A. From my personal perspective, this is a very important field that does not yet get enough emphasis and investment. We have very recently recruited a new leader for this field who is a very well known player in the industry. We as an industry don’t make, yet, enough use of the opportunity that that technology offers. You can only do that if you have buy-in from the regulatory authorities. We need much more work with the regulators to get us there. We do have discussions with the FDA and others. We want to intensify those dialogues, be it with the FDA or with the European regulators. If we don’t start to talk through options with the authorities – to debate the specifications of development work now – we will not be able to implement anything two to three years from now.

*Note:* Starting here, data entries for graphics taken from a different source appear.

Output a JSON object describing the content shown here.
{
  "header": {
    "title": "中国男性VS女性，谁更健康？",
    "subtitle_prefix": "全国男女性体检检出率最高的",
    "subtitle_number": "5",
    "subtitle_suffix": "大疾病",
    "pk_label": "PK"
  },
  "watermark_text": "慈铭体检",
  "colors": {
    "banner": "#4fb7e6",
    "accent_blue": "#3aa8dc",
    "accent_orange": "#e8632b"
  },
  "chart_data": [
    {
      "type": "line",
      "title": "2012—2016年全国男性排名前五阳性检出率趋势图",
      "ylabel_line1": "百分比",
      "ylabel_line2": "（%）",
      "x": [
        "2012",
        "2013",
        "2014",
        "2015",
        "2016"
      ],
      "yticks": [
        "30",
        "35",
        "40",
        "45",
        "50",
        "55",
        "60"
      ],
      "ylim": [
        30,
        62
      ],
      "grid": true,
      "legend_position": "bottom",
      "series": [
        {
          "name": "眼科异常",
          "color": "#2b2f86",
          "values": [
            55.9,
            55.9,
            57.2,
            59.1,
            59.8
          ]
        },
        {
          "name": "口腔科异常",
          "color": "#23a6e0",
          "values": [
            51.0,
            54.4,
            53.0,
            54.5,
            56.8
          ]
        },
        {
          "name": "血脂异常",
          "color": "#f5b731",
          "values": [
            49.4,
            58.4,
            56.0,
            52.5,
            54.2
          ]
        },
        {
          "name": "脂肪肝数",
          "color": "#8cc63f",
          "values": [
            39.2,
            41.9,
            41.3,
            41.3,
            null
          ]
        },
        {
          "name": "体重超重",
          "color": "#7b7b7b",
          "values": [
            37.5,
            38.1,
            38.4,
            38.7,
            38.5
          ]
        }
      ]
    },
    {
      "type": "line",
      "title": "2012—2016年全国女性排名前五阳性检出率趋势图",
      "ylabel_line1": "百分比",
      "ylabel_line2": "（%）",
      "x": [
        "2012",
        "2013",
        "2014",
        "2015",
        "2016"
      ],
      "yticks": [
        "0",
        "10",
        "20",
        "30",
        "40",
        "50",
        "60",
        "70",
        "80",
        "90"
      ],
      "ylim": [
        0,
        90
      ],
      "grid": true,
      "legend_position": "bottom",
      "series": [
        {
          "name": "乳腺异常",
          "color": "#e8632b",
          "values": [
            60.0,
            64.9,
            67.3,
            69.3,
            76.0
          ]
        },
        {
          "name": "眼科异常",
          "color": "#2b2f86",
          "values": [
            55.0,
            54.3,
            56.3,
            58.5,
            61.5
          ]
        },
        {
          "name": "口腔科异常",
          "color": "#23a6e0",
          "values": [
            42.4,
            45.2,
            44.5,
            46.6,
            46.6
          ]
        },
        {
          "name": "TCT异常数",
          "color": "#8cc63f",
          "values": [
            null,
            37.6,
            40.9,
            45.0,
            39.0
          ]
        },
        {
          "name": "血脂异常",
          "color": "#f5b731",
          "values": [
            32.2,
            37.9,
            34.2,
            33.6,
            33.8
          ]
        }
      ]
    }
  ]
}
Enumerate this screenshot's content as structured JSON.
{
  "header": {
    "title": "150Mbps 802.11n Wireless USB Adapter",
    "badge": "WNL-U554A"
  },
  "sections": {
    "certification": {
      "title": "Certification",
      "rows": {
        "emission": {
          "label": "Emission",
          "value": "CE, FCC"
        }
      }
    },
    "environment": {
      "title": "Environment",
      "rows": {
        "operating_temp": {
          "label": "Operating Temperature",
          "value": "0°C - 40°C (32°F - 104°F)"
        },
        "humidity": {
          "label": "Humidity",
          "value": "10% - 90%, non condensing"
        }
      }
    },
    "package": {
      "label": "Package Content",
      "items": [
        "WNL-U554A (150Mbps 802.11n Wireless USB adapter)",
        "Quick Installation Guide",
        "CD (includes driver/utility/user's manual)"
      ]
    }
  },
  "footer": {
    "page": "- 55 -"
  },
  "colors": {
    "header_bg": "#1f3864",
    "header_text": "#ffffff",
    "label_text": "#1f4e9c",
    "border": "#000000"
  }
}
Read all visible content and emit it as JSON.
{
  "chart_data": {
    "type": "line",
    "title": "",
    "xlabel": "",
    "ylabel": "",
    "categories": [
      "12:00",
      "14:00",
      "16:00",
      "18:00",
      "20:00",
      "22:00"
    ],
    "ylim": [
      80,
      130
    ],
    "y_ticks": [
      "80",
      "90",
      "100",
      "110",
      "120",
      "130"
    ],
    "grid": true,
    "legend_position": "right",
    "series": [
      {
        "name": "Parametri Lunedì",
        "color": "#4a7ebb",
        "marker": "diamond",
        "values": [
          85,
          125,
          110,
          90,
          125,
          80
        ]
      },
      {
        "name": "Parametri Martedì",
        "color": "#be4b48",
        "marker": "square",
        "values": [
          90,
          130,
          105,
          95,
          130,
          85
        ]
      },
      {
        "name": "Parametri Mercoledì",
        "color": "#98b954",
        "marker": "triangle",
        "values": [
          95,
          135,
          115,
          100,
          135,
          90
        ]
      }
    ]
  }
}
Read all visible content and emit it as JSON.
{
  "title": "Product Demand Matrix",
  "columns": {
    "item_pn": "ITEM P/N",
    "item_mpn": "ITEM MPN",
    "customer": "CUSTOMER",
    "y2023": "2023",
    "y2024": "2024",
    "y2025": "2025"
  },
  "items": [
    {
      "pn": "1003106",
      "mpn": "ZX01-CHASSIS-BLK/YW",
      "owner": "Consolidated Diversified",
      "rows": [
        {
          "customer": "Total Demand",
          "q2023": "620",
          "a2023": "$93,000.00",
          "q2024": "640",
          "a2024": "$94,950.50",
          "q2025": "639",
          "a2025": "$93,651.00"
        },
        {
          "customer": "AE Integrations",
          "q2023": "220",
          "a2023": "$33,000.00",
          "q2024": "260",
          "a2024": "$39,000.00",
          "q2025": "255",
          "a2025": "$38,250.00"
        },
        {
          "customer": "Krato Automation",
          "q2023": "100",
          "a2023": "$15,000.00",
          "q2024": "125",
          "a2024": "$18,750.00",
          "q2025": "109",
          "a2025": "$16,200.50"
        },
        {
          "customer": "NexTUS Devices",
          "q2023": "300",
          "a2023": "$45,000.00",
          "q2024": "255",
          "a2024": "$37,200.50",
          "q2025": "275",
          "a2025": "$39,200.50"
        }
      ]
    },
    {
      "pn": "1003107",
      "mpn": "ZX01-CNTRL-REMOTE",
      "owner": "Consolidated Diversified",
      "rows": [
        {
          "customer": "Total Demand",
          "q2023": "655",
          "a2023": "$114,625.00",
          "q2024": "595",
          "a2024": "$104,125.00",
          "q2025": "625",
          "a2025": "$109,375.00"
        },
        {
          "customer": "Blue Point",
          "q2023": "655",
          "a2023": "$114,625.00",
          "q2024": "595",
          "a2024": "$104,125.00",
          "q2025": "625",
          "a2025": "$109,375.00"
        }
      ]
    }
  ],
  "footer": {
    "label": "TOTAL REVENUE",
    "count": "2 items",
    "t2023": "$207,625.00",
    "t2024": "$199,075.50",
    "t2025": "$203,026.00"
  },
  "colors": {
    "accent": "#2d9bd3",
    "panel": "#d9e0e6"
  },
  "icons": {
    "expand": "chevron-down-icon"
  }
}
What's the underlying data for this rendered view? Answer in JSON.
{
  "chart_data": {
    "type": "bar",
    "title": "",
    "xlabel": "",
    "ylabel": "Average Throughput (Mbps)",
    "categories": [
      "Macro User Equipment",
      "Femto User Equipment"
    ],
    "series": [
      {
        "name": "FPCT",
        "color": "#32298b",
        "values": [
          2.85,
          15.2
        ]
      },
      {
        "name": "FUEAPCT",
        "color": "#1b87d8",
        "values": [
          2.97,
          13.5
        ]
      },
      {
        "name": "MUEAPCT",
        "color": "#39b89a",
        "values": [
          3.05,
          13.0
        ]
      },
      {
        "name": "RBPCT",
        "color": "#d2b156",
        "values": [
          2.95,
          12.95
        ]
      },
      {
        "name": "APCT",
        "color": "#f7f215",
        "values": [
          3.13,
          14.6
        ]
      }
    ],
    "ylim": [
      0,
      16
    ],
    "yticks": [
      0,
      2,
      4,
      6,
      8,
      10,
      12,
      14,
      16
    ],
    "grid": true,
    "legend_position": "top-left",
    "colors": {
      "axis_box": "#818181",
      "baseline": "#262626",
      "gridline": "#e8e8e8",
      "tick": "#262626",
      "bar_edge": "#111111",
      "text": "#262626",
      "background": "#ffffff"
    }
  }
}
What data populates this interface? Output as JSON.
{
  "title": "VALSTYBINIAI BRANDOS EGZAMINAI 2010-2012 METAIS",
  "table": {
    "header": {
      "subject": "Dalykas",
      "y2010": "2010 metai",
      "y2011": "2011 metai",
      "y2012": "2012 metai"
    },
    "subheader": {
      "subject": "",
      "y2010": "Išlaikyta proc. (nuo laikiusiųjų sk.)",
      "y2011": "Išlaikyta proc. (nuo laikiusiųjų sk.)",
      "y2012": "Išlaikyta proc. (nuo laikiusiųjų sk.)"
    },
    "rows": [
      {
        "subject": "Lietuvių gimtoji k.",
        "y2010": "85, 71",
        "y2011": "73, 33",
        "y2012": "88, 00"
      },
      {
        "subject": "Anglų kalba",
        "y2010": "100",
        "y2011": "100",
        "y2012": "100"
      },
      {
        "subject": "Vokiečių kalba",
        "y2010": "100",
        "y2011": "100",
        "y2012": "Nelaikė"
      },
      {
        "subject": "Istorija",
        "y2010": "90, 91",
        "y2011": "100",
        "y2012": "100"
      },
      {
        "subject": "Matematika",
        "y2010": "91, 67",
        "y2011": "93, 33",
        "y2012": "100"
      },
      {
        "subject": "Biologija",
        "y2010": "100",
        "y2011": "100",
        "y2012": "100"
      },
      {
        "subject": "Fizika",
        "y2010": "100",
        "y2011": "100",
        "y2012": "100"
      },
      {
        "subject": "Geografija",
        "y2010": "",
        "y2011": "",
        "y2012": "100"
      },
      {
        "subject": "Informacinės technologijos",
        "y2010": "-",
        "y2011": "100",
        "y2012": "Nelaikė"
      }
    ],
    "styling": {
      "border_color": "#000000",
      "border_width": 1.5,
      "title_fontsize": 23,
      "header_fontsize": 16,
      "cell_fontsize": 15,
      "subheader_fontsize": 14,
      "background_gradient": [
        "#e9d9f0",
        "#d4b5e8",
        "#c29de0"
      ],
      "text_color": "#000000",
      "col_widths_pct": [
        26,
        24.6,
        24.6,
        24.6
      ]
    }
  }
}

Q. Adaptive clinical trials might use data from EDC to make strategic, statistically valid decisions during a trial, not afterwards. Will Novartis use its own solution for adaptive designs?

A. We have very intense internal discussions on the use of adaptive designs. We have an interim program that we call Delphi, which is a program that looks at new ways of improving drug development. Adaptive designs play a very important part in that.

I agree with you. If you want to do adaptive designs, you need quick feedback from ongoing trials. EDC helps you there. If you have to wait weeks and months [for paper-based data], there is not much to adapt to.

If you talk about the combination of a Phase II and Phase III program, you need quick feedback from regulators in a timely manner in terms of whether your dose selection is right. I believe, again, in order to make adaptive programs a reality, especially at the interface of Phase II and III, it’s not only a technology, it’s also the regulatory buy-in that is needed. 

From a technology perspective, I don’t think – given our history – that we would rely too much on commercially available systems. We do have excellent internal specialists on adaptive design principles that do already work on adaptation of our internal systems to apply these principles much more broadly than we have been doing in the past.